Debugging & Observability
Section titled “Debugging & Observability”Ironflow includes built-in debugging and observability features:
- History Navigation (time-travel debugging): Reconstruct run state at any historical timestamp by replaying recorded events. Available via CLI (
ironflow inspect --at,--replay), TUI, SDK, and dashboard. - History Editing (scoped injection): Pause running workflows at step boundaries, inspect completed step outputs, inject modified data, and resume execution. Supports both push and pull modes.
- Circuit Breaker: Push endpoints are protected by a circuit breaker (keyed by function ID + endpoint URL) that opens when repeated errors occur. State is persisted in NATS KV (
SYS_circuit_breakers) and shared across cluster nodes, surviving restarts and rolling deploys. Dashboard shows circuit state badges on the Functions page. - Continuous History Log (audit stream): Append-only event log per function recording step starts, completions, failures, injections, and saga compensations. This is the foundation that powers history navigation — because the audit trail was always there.
- OpenTelemetry & Prometheus: Optional tracing via OTLP gRPC exporter with W3C propagation, and Prometheus metrics at
/metrics.
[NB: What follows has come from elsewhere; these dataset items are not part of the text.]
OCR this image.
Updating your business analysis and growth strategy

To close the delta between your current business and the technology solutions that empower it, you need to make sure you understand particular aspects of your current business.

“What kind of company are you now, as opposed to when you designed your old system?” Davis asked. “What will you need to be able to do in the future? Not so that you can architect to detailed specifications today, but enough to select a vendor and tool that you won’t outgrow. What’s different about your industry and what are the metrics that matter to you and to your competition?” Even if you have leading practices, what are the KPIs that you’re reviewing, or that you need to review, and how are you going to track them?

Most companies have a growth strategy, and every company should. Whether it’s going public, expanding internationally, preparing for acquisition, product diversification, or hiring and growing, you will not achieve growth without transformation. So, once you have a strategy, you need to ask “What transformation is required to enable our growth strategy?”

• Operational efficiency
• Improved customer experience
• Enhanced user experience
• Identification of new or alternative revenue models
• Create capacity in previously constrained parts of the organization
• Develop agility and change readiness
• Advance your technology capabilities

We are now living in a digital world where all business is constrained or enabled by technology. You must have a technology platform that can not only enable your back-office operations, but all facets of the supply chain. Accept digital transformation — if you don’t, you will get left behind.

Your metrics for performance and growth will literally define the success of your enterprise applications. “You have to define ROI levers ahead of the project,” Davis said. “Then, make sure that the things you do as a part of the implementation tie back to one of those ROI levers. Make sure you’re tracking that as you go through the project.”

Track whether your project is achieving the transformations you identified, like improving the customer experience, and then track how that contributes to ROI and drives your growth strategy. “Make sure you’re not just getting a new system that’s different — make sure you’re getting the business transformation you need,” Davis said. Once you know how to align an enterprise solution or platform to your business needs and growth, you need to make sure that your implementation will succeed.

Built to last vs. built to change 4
Zero overhead when disabled.
What Makes it Different?
Section titled “What Makes it Different?”- Collapsing the Stack: Replaces Redis (Queue), Postgres (State), and Temporal (Orchestrator) with one binary.
- Continuous History: Because every step is a recorded fact in one continuous history, you can navigate to any moment and correct any step in real-time.
- Pure Go: No CGO dependencies (ModernC SQLite), making Ironflow portable to any architecture without a toolchain.